The response (R) of V1 neurons to elongated stimuli at the preferred
orientation varies sigmoidally as a function of contrast (C). This
contrast response function (CRF) accelerates at low C and saturates at
high C. It is characterized by the maximum firing rate (Rmax), the
steepness and the contrast at which R equals half Rmax (C50).

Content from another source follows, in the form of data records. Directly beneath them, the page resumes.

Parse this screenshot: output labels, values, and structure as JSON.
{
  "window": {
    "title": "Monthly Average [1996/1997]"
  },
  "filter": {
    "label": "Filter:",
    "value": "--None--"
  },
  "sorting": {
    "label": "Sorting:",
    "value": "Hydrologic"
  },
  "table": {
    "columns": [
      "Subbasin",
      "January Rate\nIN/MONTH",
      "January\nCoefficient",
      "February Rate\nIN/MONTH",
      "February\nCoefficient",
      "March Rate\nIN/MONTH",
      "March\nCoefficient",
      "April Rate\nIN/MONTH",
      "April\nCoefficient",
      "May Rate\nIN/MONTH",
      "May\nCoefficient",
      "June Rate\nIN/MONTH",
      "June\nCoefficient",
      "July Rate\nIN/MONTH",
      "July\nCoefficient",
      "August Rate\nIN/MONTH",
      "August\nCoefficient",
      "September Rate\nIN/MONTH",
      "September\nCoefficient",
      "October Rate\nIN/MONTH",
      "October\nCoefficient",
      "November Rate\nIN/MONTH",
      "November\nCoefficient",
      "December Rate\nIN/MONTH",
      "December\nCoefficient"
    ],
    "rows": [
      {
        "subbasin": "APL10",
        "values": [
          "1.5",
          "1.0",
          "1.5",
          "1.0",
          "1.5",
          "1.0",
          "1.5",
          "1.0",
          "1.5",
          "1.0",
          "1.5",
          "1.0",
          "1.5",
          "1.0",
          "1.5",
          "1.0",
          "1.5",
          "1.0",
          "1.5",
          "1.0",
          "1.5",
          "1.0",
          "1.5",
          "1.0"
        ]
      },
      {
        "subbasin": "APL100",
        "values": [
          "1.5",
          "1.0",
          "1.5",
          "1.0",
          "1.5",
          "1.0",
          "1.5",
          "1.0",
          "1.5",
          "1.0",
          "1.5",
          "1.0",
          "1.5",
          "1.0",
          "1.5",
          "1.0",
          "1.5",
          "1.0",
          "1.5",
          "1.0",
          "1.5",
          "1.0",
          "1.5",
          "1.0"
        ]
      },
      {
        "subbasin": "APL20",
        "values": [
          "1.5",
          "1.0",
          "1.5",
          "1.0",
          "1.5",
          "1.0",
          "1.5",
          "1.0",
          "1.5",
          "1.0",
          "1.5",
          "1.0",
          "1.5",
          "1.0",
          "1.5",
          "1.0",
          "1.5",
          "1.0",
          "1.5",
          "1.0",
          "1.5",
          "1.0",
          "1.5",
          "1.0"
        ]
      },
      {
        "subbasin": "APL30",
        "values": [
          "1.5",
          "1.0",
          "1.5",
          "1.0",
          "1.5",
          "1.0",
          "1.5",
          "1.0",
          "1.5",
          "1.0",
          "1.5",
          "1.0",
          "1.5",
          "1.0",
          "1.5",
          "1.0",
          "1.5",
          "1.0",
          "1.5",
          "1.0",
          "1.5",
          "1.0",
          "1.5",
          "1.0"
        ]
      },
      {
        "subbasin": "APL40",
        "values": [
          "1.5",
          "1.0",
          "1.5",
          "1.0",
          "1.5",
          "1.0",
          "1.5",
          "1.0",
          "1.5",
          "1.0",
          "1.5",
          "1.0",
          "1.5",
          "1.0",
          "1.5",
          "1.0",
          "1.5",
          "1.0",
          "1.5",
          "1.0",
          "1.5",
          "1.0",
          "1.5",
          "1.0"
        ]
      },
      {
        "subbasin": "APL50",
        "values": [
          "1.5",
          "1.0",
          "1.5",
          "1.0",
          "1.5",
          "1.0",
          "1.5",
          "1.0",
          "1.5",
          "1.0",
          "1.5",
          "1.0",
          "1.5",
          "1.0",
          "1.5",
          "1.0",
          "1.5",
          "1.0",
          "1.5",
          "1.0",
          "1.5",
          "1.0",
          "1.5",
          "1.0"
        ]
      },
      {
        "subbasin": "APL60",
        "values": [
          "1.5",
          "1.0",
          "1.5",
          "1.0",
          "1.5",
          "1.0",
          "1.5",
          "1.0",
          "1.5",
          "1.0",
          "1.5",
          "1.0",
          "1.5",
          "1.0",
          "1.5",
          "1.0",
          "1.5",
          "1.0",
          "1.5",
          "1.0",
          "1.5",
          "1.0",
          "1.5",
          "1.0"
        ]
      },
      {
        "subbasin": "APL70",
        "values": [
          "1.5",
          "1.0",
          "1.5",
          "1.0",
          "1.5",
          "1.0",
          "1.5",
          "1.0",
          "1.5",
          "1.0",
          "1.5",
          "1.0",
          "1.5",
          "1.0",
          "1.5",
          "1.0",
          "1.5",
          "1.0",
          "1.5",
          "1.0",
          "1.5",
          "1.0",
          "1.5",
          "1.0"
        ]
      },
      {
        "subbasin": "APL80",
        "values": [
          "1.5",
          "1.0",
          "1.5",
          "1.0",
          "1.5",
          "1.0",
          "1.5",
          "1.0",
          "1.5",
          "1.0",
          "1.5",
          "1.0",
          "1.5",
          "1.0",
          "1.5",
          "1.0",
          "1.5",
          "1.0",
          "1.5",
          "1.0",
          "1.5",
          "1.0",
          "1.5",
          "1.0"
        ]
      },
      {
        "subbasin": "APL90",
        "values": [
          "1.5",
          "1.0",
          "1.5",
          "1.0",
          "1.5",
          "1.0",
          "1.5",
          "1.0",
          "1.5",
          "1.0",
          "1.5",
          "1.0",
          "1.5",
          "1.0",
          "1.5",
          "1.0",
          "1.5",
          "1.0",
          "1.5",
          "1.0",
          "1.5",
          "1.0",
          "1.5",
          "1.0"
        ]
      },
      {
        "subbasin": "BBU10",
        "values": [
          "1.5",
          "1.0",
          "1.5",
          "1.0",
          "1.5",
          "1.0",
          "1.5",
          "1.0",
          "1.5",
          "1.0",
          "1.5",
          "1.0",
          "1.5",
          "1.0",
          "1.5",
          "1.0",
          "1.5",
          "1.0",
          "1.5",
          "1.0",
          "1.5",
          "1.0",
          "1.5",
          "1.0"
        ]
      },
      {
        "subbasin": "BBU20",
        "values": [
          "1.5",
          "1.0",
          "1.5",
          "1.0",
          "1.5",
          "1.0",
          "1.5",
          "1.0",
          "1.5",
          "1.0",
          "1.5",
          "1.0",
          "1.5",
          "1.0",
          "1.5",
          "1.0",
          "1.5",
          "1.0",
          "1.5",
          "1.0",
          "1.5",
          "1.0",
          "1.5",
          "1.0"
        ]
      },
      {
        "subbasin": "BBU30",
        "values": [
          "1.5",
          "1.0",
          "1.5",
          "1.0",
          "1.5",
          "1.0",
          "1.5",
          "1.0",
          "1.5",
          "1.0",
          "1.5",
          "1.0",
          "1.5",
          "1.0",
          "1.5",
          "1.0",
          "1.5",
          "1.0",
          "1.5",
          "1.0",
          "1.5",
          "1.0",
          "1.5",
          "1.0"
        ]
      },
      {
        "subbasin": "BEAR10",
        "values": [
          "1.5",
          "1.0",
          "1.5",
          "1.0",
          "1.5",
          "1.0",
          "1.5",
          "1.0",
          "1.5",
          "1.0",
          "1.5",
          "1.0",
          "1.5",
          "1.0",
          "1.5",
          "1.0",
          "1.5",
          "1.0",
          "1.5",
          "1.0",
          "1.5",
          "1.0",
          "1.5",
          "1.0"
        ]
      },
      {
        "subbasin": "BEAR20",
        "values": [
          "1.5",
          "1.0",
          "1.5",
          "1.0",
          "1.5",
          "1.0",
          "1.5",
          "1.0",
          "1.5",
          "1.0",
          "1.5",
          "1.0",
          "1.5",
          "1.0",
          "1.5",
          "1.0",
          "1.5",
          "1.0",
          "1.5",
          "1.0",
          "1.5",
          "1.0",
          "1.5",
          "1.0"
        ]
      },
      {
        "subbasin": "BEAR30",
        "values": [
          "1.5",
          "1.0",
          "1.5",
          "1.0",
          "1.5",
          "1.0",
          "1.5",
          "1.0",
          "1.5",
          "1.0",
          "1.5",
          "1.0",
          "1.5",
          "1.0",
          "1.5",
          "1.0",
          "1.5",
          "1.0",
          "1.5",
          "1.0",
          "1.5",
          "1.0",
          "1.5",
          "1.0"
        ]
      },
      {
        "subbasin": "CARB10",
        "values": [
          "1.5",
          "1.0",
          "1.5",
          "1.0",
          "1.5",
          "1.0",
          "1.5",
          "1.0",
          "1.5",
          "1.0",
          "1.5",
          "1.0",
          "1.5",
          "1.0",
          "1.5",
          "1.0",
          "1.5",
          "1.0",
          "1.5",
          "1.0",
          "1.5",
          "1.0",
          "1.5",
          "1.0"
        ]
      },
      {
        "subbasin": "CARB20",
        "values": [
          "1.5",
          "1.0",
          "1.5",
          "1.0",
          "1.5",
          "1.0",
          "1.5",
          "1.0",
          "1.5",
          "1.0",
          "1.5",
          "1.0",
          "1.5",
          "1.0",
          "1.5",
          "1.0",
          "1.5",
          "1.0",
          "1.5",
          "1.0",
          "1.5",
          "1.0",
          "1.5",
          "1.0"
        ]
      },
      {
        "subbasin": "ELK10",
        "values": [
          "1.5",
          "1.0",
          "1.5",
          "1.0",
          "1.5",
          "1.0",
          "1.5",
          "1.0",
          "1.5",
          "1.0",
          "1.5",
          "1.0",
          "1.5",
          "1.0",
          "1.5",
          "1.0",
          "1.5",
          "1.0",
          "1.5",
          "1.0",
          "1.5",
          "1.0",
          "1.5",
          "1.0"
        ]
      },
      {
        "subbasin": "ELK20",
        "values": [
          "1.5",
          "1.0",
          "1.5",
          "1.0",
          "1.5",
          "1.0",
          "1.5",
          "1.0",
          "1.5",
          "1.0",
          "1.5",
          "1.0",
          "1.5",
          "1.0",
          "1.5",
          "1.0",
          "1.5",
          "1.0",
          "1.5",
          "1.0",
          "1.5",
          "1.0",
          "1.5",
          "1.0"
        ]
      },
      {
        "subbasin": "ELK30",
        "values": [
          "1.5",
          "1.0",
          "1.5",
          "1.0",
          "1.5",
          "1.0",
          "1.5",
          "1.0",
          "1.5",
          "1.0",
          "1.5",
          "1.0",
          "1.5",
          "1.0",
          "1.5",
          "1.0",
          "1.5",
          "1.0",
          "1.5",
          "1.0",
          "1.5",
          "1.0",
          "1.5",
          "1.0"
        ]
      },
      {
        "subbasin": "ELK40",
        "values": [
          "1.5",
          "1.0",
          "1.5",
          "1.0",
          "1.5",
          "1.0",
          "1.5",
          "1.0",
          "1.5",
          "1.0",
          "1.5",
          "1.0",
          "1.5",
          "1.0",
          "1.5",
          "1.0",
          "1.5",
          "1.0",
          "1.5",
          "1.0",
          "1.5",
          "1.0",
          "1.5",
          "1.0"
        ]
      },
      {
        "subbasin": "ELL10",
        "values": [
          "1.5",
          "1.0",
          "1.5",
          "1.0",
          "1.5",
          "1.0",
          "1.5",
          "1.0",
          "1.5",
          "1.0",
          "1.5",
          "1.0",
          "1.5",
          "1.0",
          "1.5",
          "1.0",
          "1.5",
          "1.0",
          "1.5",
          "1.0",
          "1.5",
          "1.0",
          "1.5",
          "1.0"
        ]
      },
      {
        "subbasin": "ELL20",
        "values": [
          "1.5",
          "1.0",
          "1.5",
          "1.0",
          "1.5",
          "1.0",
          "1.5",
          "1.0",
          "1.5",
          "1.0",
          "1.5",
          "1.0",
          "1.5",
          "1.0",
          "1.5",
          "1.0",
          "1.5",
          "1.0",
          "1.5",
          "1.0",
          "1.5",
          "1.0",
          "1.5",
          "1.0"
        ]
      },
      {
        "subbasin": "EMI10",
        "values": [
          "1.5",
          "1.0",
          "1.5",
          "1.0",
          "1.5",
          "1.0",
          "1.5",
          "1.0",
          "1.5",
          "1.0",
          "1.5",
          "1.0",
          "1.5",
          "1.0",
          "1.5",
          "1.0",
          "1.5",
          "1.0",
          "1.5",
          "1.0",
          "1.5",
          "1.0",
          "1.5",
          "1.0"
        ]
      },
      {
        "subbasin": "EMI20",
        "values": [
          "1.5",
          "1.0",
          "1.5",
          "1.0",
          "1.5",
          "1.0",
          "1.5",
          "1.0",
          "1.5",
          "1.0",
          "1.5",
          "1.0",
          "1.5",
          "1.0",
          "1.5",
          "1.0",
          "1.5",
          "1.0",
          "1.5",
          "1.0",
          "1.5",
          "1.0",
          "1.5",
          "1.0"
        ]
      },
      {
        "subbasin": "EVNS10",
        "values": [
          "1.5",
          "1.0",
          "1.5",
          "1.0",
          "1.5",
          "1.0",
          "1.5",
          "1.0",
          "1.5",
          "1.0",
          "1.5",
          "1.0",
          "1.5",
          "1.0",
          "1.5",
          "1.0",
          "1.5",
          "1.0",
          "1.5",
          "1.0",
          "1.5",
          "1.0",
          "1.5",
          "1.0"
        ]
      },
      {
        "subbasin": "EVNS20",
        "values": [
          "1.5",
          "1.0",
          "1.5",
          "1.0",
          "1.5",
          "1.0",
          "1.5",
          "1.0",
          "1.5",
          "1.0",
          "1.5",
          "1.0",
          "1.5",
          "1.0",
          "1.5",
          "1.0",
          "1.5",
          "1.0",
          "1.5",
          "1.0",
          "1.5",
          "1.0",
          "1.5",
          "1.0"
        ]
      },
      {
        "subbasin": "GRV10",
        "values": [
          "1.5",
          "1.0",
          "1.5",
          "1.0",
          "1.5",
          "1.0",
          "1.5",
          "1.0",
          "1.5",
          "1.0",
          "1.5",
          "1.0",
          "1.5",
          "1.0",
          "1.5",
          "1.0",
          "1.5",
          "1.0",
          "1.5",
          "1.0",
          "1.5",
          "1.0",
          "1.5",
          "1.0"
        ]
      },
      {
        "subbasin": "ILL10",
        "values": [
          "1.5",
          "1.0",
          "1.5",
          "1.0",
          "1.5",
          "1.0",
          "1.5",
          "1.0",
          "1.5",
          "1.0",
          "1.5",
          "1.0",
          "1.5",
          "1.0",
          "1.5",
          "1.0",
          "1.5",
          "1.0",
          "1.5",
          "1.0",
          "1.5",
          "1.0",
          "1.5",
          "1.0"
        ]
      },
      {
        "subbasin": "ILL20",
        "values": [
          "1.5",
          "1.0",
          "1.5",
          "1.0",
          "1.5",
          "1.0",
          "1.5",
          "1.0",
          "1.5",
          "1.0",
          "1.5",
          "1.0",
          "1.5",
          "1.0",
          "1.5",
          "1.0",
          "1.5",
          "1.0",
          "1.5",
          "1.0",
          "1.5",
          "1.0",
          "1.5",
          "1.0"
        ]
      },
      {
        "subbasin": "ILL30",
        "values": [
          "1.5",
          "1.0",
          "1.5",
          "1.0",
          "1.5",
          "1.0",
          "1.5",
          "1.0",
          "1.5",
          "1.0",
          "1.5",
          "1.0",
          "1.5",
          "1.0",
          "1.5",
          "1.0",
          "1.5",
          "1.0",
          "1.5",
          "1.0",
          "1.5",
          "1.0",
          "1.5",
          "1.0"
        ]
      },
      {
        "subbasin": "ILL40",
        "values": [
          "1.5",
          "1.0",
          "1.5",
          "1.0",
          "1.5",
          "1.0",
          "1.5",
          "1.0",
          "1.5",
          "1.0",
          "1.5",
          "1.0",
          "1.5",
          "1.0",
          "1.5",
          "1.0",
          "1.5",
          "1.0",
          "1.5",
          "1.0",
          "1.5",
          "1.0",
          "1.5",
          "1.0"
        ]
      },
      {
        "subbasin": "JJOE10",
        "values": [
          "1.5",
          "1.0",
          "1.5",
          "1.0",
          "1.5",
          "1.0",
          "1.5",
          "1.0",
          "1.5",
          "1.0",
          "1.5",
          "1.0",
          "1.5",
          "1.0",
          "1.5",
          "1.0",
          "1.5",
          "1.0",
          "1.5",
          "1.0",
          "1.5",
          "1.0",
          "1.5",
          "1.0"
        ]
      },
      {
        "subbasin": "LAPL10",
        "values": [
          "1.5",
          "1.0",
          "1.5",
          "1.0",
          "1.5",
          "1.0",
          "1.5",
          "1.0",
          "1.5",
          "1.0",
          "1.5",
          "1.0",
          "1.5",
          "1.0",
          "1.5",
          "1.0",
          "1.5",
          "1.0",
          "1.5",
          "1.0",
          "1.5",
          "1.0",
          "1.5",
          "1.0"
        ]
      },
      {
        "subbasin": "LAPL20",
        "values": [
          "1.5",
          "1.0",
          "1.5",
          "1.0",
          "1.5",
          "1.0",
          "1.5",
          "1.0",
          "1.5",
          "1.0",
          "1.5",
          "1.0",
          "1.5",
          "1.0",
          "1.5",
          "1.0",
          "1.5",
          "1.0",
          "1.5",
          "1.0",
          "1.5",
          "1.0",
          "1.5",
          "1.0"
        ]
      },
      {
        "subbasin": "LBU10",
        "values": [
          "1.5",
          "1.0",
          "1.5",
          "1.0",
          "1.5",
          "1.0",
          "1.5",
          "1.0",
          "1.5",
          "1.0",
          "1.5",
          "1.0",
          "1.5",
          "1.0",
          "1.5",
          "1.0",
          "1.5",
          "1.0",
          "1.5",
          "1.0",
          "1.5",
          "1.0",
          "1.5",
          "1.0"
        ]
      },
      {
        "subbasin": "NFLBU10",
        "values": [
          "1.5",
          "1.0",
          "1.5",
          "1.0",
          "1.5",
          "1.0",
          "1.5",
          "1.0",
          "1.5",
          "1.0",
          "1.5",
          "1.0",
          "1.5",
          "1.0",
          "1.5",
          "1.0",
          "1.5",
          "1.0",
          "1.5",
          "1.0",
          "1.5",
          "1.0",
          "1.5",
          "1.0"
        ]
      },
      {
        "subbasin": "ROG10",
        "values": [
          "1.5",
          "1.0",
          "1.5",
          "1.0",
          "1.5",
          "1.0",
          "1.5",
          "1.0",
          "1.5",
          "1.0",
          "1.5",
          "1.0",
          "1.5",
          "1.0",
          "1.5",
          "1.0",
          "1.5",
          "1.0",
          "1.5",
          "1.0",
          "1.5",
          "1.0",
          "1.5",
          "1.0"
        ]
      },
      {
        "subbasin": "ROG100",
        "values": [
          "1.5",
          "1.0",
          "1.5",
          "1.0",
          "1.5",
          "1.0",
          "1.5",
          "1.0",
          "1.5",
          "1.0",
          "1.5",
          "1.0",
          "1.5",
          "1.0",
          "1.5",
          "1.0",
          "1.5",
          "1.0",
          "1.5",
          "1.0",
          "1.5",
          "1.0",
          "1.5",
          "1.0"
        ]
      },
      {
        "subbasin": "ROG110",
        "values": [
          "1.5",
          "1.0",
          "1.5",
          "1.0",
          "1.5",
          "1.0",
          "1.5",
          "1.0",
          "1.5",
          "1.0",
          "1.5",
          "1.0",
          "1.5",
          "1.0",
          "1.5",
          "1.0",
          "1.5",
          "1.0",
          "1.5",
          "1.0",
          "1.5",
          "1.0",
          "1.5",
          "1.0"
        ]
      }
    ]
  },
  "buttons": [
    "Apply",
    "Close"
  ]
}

Experiments reveal a large diversity in these parameters. What are the
respective contributions of the feedforward input, the recurrent
intra-cortical input and the intrinsic properties of the neurons in
shaping the CRF? To answer this question we have developed a rate
model of a hypercolumn in V1, in which we assumed power-law
input-output transfer-function (TF) for the neurons. Assuming that the
exponent of the TF is larger than 1, the width of the orientation
tuning curve (OT) of the output is narrower than the OT width of the
input, and it is approximately contrast-invariance (CI). The response
varies sigmoidally with C, the acceleration at low C reflects the TF
non-linearity, whereas the saturation is strongly affected by the
intra-cortical inhibition and by the saturating properties of the
input. We have found similar behavior while testing the model with
conductance-based neurons, in which power-law TFs emerge naturally as
a result of the presence of noise in the inputs. A great deal of the
diversity observed in the shape of the CRF can be accounted for in our
model by assuming a large diversity in the input and cellular
properties. Based on these findings we predict a correlation between
the steepness and C50 of the CRF of neurons in V1.